Antes de que este instrumento de alta tecnología fuera lanzado al espacio, tres universidades peruanas ya habían puesto nanosatélites allí. La PUCP, la UNI y Alas Peruanas lo hicieron en los años 2013 y 2014. “Eran pequeños satélites destinados a crear experiencia y conocimiento entre los alumnos y profesores de esos centros de estudios. Ese tipo de nanosatélites tienen poco tiempo de promedio de vida en el espacio”, explica Henriquez. Es decir, ya no están operativos.
Otros ámbitos
La agencia espacial peruana no solo opera nuestro primer satélite en el espacio, sino que tiene también otros proyectos: la instalación de un Observatorio Astronómico Nacional en Moquegua que cuenta con el telescopio más grande y moderno del país -tiene un metro de diámetro y cuatro metros de alto- con el que buscan promover la astronomía en el Perú.

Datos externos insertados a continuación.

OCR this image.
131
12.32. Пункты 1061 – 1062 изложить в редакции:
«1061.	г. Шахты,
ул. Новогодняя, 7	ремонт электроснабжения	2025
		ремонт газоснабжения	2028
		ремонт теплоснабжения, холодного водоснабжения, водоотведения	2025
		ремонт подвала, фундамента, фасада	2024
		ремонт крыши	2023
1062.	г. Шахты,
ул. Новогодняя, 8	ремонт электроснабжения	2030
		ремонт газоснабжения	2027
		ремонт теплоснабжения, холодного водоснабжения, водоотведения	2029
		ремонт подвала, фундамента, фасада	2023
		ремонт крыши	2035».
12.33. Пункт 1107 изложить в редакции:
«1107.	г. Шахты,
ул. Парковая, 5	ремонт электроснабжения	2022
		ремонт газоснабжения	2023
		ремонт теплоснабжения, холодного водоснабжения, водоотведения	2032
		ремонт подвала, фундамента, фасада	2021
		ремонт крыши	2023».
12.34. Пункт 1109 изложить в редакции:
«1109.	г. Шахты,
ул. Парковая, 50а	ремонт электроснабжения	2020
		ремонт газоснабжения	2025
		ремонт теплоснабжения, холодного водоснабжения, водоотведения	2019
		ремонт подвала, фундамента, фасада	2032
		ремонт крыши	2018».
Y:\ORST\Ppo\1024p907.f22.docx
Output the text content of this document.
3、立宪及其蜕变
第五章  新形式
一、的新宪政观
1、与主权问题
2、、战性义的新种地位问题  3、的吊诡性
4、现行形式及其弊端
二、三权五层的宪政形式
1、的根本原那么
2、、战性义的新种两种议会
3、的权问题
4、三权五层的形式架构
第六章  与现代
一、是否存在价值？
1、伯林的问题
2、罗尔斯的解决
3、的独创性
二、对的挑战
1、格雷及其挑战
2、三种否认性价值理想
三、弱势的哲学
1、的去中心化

“Es el primero de muchos instrumentos que esperamos que empiecen a instalarse en el sur del país, porque ahí está el mejor cielo para los estudios de astronomía”, dice Henríquez. El observatorio está en la comunidad de Cambrune, en Mariscal Nieto, Moquegua. La contaminación lumínica no existe y la observación del espacio se puede hacer en buenas condiciones. “Se va a poder difundir imágenes de eventos astronómicos. Eso calará en los jóvenes y además habrá científicos que querrán ir a hacer investigaciones”, plantea Henríquez.
Conida también tiene un programa de desarrollo de cohetes -llamado Pedro Paulet- para llevar a la alta atmósfera y el espacio instrumentos que las universidades quieran poner allí. Incluso hoy están desarrollando combustible para que los cohetes tengan más alcance. No estamos en la élite de la carrera espacial, pero el Perú no deja de mirar las estrellas.